4.2. Opzione fondamentale
Il mistero della persona non è mai pienamente intelligible neppure alla persona stessa. Le sue azioni rimangono sempre quelle di un momento e dall’esterno possiamo osservare quali siano le scelte operative di un uomo, quali le parole con cui giustifica i propri atti. La persona, quando agisce, decide di sé di fronte a Dio, agli altri e a se stessa. Dopo aver agito, semplicemente non è più la stessa persona di prima, ha accumulato esperienza, ha conosciuto le conseguenze e probabilmente nella stessa situazione, in futuro, le sue considerazioni sarebbero diverse. La persona è il primo e fondamentale valore etico, a partire dal quale derivano e si strutturano gli altri valori. Il ruolo chiave nella vita morale sarebbe da attribuire ad una ‘opzione fondamentale’, attuata da quella libertà fondamentale mediante la quale la persona decide globalmente di se stessa, in forma ‘trascendentale’ e ‘atematica’ (VS 65).
La conversione è tema dominante nella predicazione di tutti i fondatori di nuove religioni (Buddha, Zoroastro, Maometto, Gesù Cristo) ed occupa un posto di rilievo anche negli scritti dei filosofi con forte impegno morale (Platone, Zenone, Plotino, Pascal, Kierkegaard ecc.). Nell’AT, il richiamo alla conversione è costante in tutti i profeti. Nel contesto biblico la conversione è presentata come salvezza. La conversione richiesta da Gesù Cristo è fiducia incondizionata in Lui e riguarda tutto l’uomo. La conversione è vivere in Cristo. La conversione a Cristo è la scelta fondamentale.

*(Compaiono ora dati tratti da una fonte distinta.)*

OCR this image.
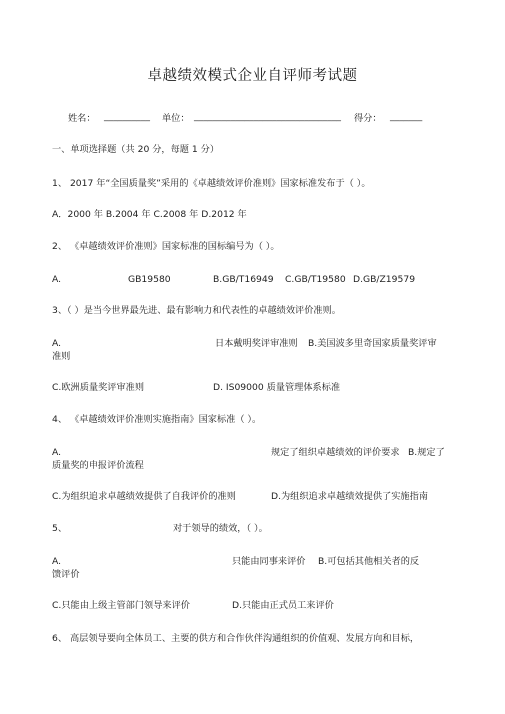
卓越绩效模式企业自评师考试题
姓名： __________ 单位： ________________________________ 得分： _______
一、单项选择题（共 20 分，每题 1 分）
1、 2017 年“全国质量奖”采用的《卓越绩效评价准则》国家标准发布于（ ）。
A．2000 年 B.2004 年 C.2008 年 D.2012 年
2、 《卓越绩效评价准则》国家标准的国标编号为（ ）。
A.	GB19580	B.GB/T16949 C.GB/T19580 D.GB/Z19579
3、（ ）是当今世界最先进、最有影响力和代表性的卓越绩效评价准则。
A.	日本戴明奖评审准则 B.美国波多里奇国家质量奖评审
准则
C.欧洲质量奖评审准则	D. IS09000 质量管理体系标准
4、 《卓越绩效评价准则实施指南》国家标准（ ）。
A.	规定了组织卓越绩效的评价要求 B.规定了
质量奖的申报评价流程
C.为组织追求卓越绩效提供了自我评价的准则	D.为组织追求卓越绩效提供了实施指南
5、	对于领导的绩效，（ ）。
A.	只能由同事来评价 B.可包括其他相关者的反
馈评价
C.只能由上级主管部门领导来评价	D.只能由正式员工来评价
6、 高层领导要向全体员工、主要的供方和合作伙伴沟通组织的价值观、发展方向和目标，
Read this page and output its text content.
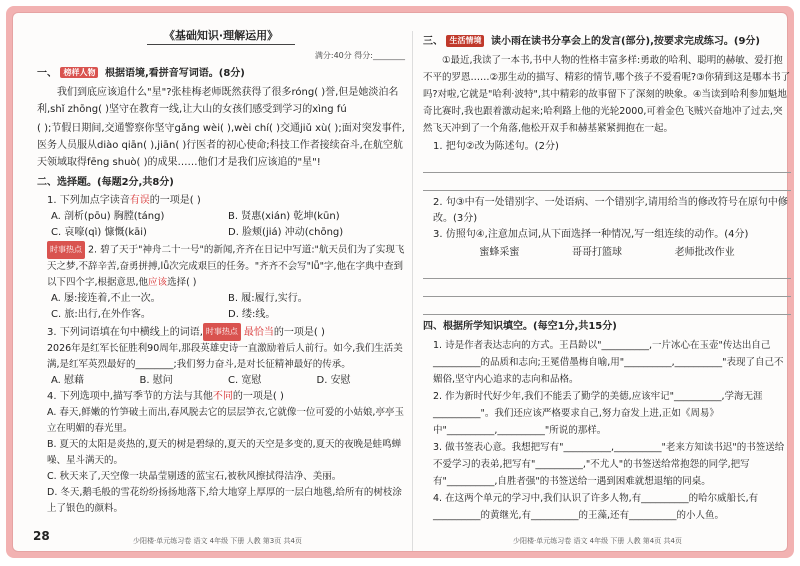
《基础知识·理解运用》
满分:40分 得分:________
一、 榜样人物 根据语境,看拼音写词语。(8分)
我们到底应该追什么"星"?张桂梅老师既然获得了很多róng( )誉,但是她淡泊名利,shǐ zhōng( )坚守在教育一线,让大山的女孩们感受到学习的xìng fú
( );节假日期间,交通警察你坚守gǎng wèi( ),wèi chí( )交通jiǔ xù( );面对突发事件,医务人员服从diào qiān( ),jiān( )行医者的初心使命;科技工作者接续奋斗,在航空航天领域取得fēng shuò( )的成果……他们才是我们应该追的"星"!
二、选择题。(每题2分,共8分)
1. 下列加点字读音有误的一项是( )
A. 剖析(pōu) 胸膛(táng)	B. 贤惠(xián) 乾坤(kūn)
C. 哀嚎(qì) 慷慨(kāi)	D. 脸颊(jiá) 冲动(chōng)
时事热点 2. 碧了天于"神舟二十一号"的新闻,齐齐在日记中写道:"航天员们为了实现飞天之梦,不辞辛苦,奋勇拼搏,lǚ次完成艰巨的任务。"齐齐不会写"lǚ"字,他在字典中查到以下四个字,根据意思,他应该选择( )
A. 屡:接连着,不止一次。	B. 履:履行,实行。
C. 旅:出行,在外作客。	D. 缕:线。
3. 下列词语填在句中横线上的词语, 时事热点 最恰当的一项是( )
2026年是红军长征胜利90周年,那段英雄史诗一直激励着后人前行。如今,我们生活美满,是红军英烈最好的________;我们努力奋斗,是对长征精神最好的传承。
A. 慰藉	B. 慰问	C. 宽慰	D. 安慰
4. 下列选项中,描写季节的方法与其他不同的一项是( )
A. 春天,鲜嫩的竹笋破土而出,春风脱去它的层层笋衣,它就像一位可爱的小姑娘,亭亭玉立在明媚的春光里。
B. 夏天的太阳是炎热的,夏天的树是碧绿的,夏天的天空是多变的,夏天的夜晚是蛙鸣蝉噪、星斗满天的。
C. 秋天来了,天空像一块晶莹剔透的蓝宝石,被秋风擦拭得洁净、美丽。
D. 冬天,鹅毛般的雪花纷纷扬扬地落下,给大地穿上厚厚的一层白地毯,给所有的树枝涂上了银色的颜料。
三、 生活情境 读小雨在读书分享会上的发言(部分),按要求完成练习。(9分)
①最近,我读了一本书,书中人物的性格丰富多样:勇敢的哈利、聪明的赫敏、爱打抱不平的罗恩……②那生动的描写、精彩的情节,哪个孩子不爱看呢?③你猜到这是哪本书了吗?对啦,它就是"哈利·波特",其中精彩的故事留下了深刻的映象。④当读到哈利参加魁地奇比赛时,我也跟着激动起来;哈利路上他的光轮2000,可着金色飞贼兴奋地冲了过去,突然飞天冲到了一个角落,他松开双手和赫基紧紧拥抱在一起。
1. 把句②改为陈述句。(2分)
2. 句③中有一处错别字、一处语病、一个错别字,请用给当的修改符号在原句中修改。(3分)
3. 仿照句④,注意加点词,从下面选择一种情况,写一组连续的动作。(4分)
蜜蜂采蜜	哥哥打篮球	老师批改作业
四、根据所学知识填空。(每空1分,共15分)
1. 诗是作者表达志向的方式。王昌龄以"__________,一片冰心在玉壶"传达出自己__________的品质和志向;王冕借墨梅自喻,用"__________,__________"表现了自己不媚俗,坚守内心追求的志向和品格。
2. 作为新时代好少年,我们不能丢了勤学的美德,应该牢记"__________,学海无涯__________"。我们还应该严格要求自己,努力奋发上进,正如《周易》中"__________,__________"所说的那样。
3. 做书签表心意。我想把写有"__________,__________"老来方知读书迟"的书签送给不爱学习的表弟,把写有"__________,"不尤人"的书签送给常抱怨的同学,把写有"__________,自胜者强"的书签送给一遇到困难就想退缩的同桌。
4. 在这两个单元的学习中,我们认识了许多人物,有__________的哈尔威船长,有__________的黄继光,有__________的王藻,还有__________的小人鱼。
28	少阳楼·单元练习卷 语文 4年级 下册 人教 第3页 共4页	少阳楼·单元练习卷 语文 4年级 下册 人教 第4页 共4页
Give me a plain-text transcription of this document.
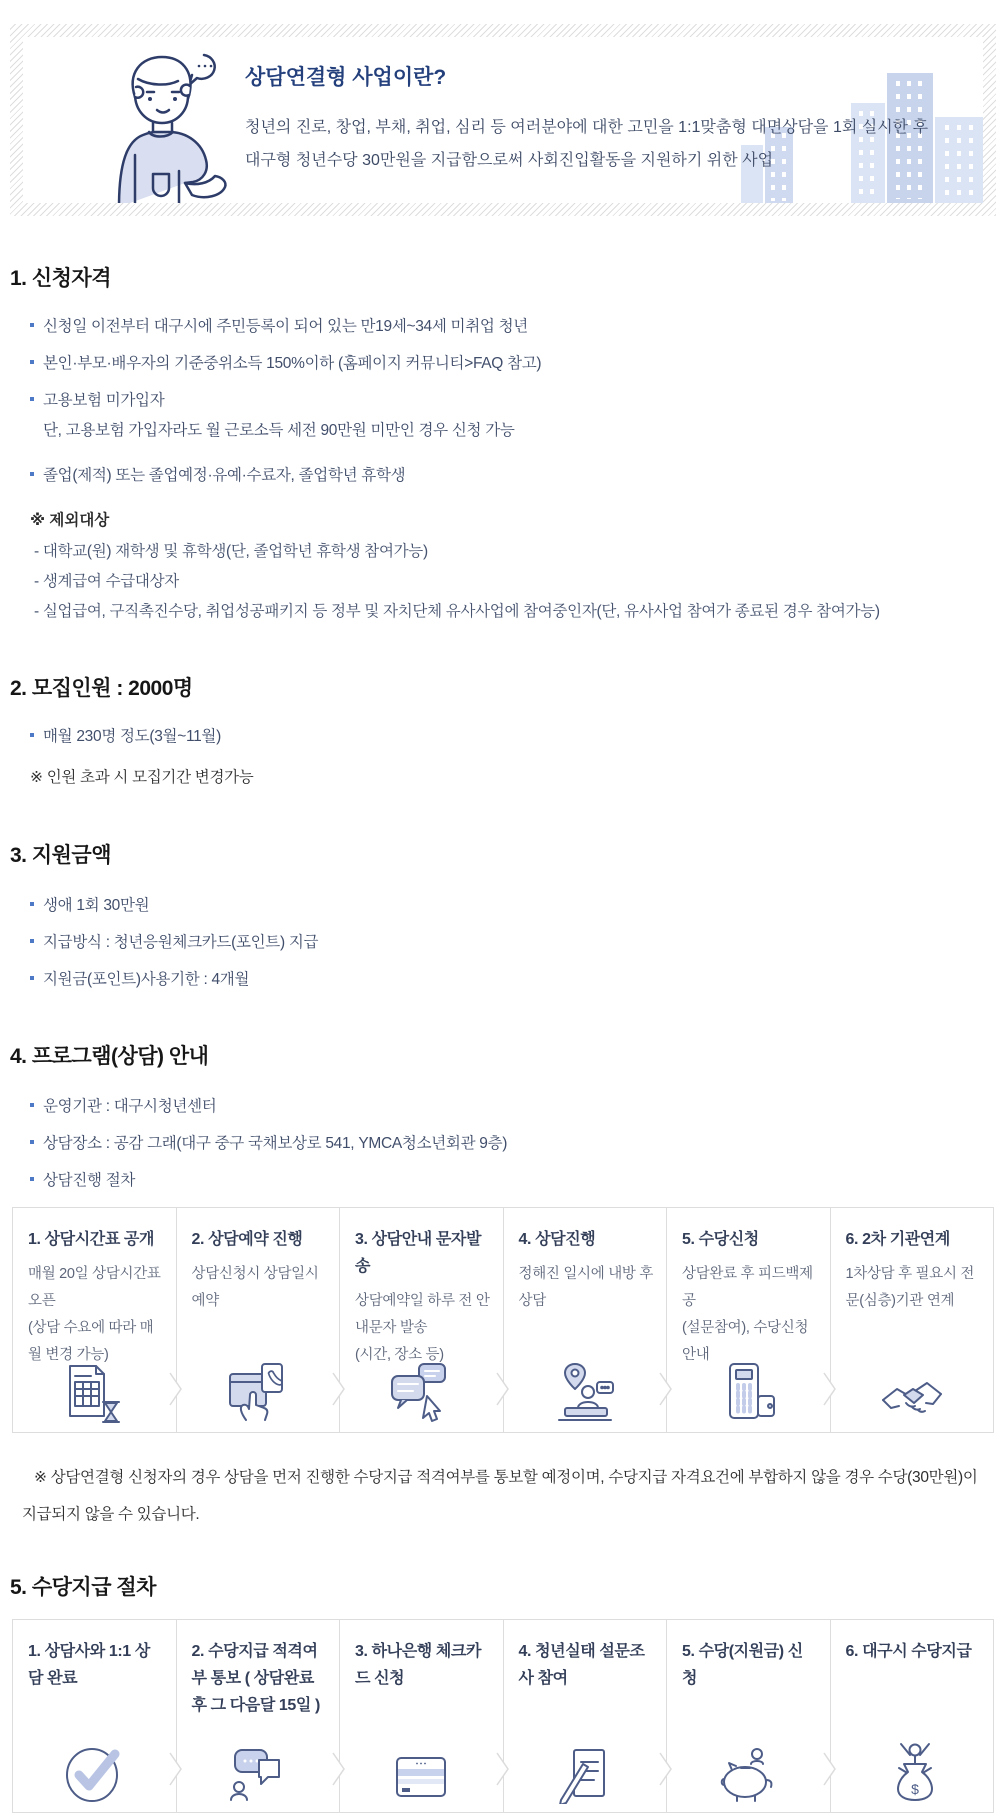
상담연결형 사업이란?

청년의 진로, 창업, 부채, 취업, 심리 등 여러분야에 대한 고민을 1:1맞춤형 대면상담을 1회 실시한 후

대구형 청년수당 30만원을 지급함으로써 사회진입활동을 지원하기 위한 사업

1. 신청자격
신청일 이전부터 대구시에 주민등록이 되어 있는 만19세~34세 미취업 청년
본인·부모·배우자의 기준중위소득 150%이하 (홈페이지 커뮤니티>FAQ 참고)
고용보험 미가입자
단, 고용보험 가입자라도 월 근로소득 세전 90만원 미만인 경우 신청 가능
졸업(제적) 또는 졸업예정·유예·수료자, 졸업학년 휴학생

※ 제외대상

- 대학교(원) 재학생 및 휴학생(단, 졸업학년 휴학생 참여가능)

- 생계급여 수급대상자

- 실업급여, 구직촉진수당, 취업성공패키지 등 정부 및 자치단체 유사사업에 참여중인자(단, 유사사업 참여가 종료된 경우 참여가능)

2. 모집인원 : 2000명
매월 230명 정도(3월~11월)

※ 인원 초과 시 모집기간 변경가능

3. 지원금액
생애 1회 30만원
지급방식 : 청년응원체크카드(포인트) 지급
지원금(포인트)사용기한 : 4개월
4. 프로그램(상담) 안내
운영기관 : 대구시청년센터
상담장소 : 공감 그래(대구 중구 국채보상로 541, YMCA청소년회관 9층)
상담진행 절차

1. 상담시간표 공개

매월 20일 상담시간표 오픈

(상담 수요에 따라 매월 변경 가능)

2. 상담예약 진행

상담신청시 상담일시 예약

3. 상담안내 문자발송

상담예약일 하루 전 안내문자 발송

(시간, 장소 등)

4. 상담진행

정해진 일시에 내방 후 상담

5. 수당신청

상담완료 후 피드백제공

(설문참여), 수당신청 안내

6. 2차 기관연계

1차상담 후 필요시 전문(심층)기관 연계

※ 상담연결형 신청자의 경우 상담을 먼저 진행한 수당지급 적격여부를 통보할 예정이며, 수당지급 자격요건에 부합하지 않을 경우 수당(30만원)이 지급되지 않을 수 있습니다.

5. 수당지급 절차

1. 상담사와 1:1 상담 완료

2. 수당지급 적격여부 통보 ( 상담완료 후 그 다음달 15일 )

3. 하나은행 체크카드 신청

4. 청년실태 설문조사 참여

5. 수당(지원금) 신청

6. 대구시 수당지급

$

Non c’è dubbio che la dottrina morale cristiana, riconosca la specifica importanza di una scelta fondamentale che qualifichi la vita morale e che impegni la libertà a livello radicale di fronte a Dio. Si tratta della scelta della fede, dell’obbedienza della fede (cf. Rm 16, 26), con la quale l’uomo si abbandona tutto a Dio liberamente, prestando il pieno consenso dell’intelletto e della volontà. Questa fede, che opera mediante la carità (Gal 5, 6), proviene dal centro dell’uomo, dal suo cuore (cf. Rm 10, 10) e da qui è chiamata a fruttificare nelle opere (Mt 12, 33-35; Lc 6, 43-45; Rm 8, 5-8; Gal 5, 22). Mediante la scelta fondamentale l’uomo, fatto ad immagine di Dio, è capace di orientare la sua vita e di tendere, con l’aiuto della grazia, verso il suo fine, seguendo l’appello divino. Ma questa capacità si esercita di fatto nelle scelte particolari di atti determinati, mediante i quali l’uomo si conforma deliberatamente alla volontà, alla sapienza e alla legge di Dio. L’opzione fondamentale, si attua sempre mediante scelte consapevoli e libere (VS 67).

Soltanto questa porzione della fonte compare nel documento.